The first month of work didn’t go the way the Ducks or Klingberg had imagined after they came together on a one-year, $7 million contract after Klingberg’s mishandled free agency invasion over the summer. He has seven assists to lead the Anaheim blue line, but his 0.50 points per game is well below his career average of 0.67. He has a -6 rating in traditional stats while he has a Corsi-rated 45.67 fumble per natural trick stat and has been on the ice for a high-risk 95 chances against the team.
Giving a positive spin to all of this is quite the project. But Kellenberg did his best to evaluate it.

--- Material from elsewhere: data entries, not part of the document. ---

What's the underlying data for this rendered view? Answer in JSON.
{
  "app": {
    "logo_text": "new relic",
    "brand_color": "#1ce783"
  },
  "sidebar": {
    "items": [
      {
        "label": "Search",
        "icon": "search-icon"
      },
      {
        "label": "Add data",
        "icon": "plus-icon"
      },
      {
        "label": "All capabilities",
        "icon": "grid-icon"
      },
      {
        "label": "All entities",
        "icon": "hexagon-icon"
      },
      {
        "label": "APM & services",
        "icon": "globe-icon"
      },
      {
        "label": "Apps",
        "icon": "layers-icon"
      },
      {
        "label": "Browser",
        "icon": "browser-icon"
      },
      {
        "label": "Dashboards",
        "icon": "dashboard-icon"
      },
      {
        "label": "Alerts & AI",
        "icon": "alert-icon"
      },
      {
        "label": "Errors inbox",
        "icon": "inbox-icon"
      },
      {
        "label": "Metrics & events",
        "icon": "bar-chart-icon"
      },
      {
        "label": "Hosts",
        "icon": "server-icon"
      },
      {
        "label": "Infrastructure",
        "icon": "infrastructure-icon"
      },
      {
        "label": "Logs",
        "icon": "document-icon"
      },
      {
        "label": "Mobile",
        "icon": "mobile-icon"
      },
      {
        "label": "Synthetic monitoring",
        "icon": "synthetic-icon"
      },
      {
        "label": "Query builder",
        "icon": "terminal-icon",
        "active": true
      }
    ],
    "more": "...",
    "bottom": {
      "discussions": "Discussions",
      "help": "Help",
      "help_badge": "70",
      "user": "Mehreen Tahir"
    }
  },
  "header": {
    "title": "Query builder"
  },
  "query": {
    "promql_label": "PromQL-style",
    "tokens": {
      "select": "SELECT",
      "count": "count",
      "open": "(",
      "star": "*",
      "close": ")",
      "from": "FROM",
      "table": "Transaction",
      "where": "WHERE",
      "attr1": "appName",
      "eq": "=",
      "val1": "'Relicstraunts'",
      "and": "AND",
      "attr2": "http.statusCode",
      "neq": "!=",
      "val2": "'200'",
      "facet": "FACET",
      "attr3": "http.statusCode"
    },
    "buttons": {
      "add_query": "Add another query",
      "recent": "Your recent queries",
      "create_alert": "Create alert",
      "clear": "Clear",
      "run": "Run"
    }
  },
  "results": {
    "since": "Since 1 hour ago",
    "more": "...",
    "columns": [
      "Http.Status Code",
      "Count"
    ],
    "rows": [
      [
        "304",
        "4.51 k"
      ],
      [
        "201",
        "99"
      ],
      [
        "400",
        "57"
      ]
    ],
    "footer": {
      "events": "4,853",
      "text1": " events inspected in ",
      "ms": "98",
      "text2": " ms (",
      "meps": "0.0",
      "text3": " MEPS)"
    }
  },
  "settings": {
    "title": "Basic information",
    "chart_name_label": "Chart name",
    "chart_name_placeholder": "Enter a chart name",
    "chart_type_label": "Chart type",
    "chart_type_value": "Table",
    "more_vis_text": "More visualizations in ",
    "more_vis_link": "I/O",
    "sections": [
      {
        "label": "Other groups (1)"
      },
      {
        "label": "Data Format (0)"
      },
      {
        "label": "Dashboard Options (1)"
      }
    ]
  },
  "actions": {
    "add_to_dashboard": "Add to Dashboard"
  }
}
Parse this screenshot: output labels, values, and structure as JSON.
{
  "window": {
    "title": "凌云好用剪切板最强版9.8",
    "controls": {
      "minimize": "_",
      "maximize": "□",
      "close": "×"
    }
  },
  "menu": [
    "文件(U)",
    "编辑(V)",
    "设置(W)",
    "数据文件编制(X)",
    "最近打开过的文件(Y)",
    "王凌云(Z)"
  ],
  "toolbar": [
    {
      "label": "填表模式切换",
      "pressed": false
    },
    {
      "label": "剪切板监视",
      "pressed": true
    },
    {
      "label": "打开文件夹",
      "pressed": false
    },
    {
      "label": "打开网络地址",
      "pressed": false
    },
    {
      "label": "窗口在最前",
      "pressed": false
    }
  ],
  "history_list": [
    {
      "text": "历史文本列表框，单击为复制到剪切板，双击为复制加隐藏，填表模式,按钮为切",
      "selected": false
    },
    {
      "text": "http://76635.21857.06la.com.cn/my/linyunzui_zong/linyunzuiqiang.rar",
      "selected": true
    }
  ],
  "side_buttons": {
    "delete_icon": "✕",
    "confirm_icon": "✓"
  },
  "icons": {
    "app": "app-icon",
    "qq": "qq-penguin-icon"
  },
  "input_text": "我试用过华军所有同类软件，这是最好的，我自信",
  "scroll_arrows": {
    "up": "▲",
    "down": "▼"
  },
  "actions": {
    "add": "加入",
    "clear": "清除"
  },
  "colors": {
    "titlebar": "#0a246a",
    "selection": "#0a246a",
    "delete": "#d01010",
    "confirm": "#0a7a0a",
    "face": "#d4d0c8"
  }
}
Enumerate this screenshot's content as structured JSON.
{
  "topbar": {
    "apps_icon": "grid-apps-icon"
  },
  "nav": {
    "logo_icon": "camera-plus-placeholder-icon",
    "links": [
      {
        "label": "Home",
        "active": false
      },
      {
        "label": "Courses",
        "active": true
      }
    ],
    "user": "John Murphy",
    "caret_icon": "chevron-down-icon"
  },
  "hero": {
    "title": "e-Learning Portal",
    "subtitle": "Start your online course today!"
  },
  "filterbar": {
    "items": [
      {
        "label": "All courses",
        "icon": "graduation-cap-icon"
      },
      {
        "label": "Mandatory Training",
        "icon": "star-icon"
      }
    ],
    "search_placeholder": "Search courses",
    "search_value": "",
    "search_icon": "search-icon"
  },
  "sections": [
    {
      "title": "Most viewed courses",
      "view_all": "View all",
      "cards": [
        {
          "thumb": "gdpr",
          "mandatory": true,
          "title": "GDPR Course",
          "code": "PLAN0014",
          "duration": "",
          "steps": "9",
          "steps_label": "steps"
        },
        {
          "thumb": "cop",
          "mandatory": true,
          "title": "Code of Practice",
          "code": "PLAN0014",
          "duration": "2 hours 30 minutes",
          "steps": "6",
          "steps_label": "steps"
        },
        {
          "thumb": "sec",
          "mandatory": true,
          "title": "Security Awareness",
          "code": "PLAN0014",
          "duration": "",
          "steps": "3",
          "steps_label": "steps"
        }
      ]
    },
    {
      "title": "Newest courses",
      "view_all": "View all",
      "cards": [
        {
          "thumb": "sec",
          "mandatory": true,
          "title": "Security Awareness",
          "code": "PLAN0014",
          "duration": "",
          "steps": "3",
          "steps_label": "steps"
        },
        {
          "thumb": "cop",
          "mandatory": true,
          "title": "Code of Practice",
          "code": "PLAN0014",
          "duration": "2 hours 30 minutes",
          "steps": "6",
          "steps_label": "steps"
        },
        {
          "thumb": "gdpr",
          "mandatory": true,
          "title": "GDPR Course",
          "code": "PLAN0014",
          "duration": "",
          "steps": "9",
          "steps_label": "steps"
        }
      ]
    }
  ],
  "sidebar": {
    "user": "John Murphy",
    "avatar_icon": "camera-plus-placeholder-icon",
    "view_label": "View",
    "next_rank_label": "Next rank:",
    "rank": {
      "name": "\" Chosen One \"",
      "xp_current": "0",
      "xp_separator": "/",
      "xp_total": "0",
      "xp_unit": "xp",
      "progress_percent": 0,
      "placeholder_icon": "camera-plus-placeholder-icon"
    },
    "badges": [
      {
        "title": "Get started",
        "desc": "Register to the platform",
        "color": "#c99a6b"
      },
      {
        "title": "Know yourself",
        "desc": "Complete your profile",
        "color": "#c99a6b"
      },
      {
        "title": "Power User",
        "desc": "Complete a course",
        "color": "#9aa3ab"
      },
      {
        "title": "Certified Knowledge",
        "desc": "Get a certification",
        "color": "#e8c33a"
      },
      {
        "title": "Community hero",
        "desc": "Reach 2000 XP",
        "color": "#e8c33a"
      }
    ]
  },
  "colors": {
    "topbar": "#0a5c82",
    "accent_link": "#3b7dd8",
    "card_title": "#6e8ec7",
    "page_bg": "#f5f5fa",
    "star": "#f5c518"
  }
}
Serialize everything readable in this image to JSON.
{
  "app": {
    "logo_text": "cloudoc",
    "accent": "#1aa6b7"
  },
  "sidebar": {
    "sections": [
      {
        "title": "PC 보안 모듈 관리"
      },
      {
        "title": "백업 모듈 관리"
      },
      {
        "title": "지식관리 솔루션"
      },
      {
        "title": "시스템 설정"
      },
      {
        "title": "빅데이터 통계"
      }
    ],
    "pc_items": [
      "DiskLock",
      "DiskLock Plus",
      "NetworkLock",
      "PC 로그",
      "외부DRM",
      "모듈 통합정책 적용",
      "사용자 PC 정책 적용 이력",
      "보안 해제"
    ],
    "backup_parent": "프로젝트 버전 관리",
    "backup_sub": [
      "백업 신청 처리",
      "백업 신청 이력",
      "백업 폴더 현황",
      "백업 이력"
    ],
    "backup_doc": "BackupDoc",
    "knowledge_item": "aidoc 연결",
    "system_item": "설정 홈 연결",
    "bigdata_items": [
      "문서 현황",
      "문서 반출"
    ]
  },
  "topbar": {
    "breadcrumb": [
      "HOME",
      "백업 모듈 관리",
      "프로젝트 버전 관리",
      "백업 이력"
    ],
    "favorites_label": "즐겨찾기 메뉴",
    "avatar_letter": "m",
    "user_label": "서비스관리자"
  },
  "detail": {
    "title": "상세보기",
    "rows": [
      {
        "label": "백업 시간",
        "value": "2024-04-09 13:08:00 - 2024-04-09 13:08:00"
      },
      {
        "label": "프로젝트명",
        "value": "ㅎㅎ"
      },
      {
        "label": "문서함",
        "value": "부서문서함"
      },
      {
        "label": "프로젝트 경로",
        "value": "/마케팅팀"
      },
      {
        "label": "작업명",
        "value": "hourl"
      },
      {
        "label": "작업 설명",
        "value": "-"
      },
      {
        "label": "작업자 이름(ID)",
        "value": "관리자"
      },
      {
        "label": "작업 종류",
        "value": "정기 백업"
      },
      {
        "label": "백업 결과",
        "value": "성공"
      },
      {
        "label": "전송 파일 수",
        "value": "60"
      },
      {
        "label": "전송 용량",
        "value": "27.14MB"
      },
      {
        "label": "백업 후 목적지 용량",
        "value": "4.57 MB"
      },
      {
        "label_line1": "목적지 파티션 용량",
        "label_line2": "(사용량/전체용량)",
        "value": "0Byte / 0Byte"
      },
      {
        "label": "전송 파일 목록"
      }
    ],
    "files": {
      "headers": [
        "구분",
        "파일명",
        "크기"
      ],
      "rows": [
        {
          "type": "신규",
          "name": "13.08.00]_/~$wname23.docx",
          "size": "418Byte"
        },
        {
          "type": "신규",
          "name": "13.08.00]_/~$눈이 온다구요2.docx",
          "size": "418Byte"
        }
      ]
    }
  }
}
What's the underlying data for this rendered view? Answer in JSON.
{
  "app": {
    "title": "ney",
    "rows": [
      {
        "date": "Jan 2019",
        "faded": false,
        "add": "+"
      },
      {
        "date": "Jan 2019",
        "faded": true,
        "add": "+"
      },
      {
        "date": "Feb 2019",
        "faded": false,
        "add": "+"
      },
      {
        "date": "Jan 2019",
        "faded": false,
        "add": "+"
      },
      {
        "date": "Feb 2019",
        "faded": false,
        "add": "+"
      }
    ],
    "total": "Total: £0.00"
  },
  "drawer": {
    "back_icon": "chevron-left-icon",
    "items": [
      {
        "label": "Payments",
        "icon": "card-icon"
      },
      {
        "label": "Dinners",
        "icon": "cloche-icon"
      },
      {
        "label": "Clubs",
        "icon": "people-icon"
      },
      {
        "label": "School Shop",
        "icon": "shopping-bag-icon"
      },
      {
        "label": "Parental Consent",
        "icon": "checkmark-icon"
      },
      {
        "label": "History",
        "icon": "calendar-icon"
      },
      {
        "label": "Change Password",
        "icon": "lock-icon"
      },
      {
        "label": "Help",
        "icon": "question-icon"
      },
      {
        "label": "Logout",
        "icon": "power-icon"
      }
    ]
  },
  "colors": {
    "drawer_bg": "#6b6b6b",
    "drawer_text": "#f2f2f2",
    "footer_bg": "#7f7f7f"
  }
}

“I think I struggled to get started,” said the 30-year-old Swede. the athlete After a day skiing Tuesday morning. “I did. Both in camp and the first few games. But the last 8-10 games I’ve felt a lot better. I feel like I’m moving a lot better. I feel more comfortable reading my teammates and other things like that.
“At the same time, I can play better. The team can play better. And that goes hand in hand. It’s still something we’re building on. I feel like my game has at least gotten better and better. There’s clearly more to ask offensively.”
That insult he has long been known for came just in time on Tuesday against him Detroit. Work with additional attacker like John Gibson He was benched in Anaheim, and faced with the reality of a winless home run, Klingberg caught a pass from Cam Fowler He patiently searched for his shooting lane to aim and do what he does best. The shot didn’t just weave through traffic to the Detroit goaltender Phil Hosso But he slid his left board past the goalie to tie the game with 46.2 seconds left.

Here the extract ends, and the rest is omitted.